I can’t tell you how many glasses I raised to my “finished” novel over the last couple years of its progress and sometimes I still have great ideas of things to add to it, ways to alter it… even though the last edits are done and the page proofs reviewed. And just to add another voice to the menagerie – I prefer to listen to John Gardner’s advice in The Art of Fiction: “The writer’s business is to make up convincing human beings and create for them basic situations and actions by means of which they come to know themselves and reveal themselves to the reader. For that one needs no schooling. But it’s by training – by studying great books and by writing – that one learns to present one’s fictions, giving them their due.”
Thanks for that, Lauren. It does help to know one is not alone. It helps, but sadly, it doesn’t put back the pulled-out hair.
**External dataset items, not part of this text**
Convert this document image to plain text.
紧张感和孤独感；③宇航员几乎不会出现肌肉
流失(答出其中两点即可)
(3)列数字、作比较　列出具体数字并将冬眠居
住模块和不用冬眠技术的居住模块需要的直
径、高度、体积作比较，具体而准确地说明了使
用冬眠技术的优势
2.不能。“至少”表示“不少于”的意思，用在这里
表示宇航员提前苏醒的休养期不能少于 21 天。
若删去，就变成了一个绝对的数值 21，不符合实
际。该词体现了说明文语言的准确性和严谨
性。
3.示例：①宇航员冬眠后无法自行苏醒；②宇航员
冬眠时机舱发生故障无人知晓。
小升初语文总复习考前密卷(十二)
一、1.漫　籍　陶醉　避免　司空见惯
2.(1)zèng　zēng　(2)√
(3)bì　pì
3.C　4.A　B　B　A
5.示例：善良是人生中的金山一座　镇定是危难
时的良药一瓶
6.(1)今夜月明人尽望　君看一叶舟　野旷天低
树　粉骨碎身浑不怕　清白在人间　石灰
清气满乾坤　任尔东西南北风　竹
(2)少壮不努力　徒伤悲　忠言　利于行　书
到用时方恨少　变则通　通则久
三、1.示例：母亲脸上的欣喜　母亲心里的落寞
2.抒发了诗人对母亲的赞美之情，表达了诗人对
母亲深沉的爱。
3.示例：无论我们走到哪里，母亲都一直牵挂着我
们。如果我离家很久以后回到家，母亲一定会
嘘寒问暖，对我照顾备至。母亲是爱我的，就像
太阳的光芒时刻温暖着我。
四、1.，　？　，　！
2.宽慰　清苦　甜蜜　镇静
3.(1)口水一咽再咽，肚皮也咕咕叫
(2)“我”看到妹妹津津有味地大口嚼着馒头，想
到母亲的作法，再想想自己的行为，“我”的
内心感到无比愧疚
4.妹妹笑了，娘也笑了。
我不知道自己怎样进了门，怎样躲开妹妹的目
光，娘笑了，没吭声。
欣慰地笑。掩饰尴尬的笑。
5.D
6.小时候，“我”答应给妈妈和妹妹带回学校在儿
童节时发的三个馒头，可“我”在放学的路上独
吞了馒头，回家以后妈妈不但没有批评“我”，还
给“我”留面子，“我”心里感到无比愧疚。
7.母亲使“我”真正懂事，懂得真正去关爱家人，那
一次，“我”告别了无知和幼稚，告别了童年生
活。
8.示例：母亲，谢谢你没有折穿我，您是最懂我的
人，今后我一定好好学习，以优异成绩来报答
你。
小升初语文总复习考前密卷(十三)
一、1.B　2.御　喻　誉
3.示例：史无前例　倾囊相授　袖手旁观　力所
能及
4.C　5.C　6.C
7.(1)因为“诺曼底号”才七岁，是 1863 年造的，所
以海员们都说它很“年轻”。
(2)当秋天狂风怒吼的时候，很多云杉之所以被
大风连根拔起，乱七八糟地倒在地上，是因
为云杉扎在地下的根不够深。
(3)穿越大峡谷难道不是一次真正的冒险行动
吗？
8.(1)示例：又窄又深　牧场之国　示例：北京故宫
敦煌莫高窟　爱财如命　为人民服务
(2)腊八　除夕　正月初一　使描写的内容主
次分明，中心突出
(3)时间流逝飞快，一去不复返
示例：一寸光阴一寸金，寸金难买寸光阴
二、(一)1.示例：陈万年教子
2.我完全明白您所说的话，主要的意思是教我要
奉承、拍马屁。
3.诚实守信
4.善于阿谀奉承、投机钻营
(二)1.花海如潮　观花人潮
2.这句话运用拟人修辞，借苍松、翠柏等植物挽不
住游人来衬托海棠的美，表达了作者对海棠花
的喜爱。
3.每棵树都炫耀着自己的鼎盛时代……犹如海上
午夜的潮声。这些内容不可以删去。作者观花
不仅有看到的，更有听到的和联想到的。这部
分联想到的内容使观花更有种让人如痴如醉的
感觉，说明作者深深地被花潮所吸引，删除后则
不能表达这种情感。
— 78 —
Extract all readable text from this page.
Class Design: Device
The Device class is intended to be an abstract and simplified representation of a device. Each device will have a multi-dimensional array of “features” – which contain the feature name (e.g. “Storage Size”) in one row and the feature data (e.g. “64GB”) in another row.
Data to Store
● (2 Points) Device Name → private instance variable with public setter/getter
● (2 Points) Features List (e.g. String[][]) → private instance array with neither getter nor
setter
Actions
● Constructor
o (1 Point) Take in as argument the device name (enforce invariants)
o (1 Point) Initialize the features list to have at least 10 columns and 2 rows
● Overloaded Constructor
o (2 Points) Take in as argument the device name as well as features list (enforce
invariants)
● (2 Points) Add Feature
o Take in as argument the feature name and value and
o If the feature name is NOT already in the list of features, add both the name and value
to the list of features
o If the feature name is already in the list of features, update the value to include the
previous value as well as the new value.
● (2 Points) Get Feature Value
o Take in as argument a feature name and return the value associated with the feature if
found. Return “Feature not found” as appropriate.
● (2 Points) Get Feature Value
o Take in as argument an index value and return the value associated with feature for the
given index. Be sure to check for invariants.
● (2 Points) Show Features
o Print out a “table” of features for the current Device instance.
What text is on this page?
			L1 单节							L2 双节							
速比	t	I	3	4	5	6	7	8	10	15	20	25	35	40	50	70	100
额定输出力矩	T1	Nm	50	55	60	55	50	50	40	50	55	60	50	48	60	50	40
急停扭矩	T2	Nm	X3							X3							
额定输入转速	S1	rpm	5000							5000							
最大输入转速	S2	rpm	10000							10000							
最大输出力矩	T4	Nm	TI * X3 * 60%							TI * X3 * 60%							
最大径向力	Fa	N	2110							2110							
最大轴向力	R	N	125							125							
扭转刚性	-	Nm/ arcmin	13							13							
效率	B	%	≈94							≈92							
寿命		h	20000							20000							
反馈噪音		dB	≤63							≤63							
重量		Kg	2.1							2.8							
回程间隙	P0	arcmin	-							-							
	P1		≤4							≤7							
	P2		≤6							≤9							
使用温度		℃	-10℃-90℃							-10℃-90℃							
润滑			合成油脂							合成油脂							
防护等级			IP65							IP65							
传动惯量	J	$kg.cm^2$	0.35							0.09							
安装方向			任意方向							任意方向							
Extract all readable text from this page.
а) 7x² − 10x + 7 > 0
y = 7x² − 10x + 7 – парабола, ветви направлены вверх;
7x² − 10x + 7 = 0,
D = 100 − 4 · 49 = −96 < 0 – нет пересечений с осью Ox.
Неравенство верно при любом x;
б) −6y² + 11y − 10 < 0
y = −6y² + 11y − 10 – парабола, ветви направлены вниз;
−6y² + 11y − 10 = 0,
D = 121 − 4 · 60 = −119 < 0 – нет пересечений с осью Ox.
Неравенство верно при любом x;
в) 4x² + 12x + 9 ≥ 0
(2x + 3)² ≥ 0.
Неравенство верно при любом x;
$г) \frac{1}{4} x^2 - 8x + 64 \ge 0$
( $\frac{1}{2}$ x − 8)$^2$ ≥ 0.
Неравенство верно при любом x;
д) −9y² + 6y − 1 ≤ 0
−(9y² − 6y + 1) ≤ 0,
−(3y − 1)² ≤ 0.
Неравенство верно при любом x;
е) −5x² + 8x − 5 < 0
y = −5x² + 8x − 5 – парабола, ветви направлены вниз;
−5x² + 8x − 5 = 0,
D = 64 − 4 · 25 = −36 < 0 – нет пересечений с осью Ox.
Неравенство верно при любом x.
I am with you, heart and soul. Well, actually, I’m about 3 months behind you. But yes, I feel your pain. Ow. Let’s hope it is worth all the work. Well, it will be for you — I am confident of that one.
I feel your pain, Deepam!! I had to do exactly the same thing – it took months of denial but finally I was forced to come to the realization that the first THIRD of my novel was unnecessary to the overall story. The worst thing was that the first third of the story contained some of my favourite writing. It was a brutal thing to have to do but once it was done I knew it felt ‘right’. And then all it took was another several months of fresh writing to fill in all the holes. Ouch.
I’m so glad that you are feeling ‘right’ about yours now. Now you have to put it away and not look at it! Except for when agents come calling.
Why do we do this tear your hair out writing thing anyway???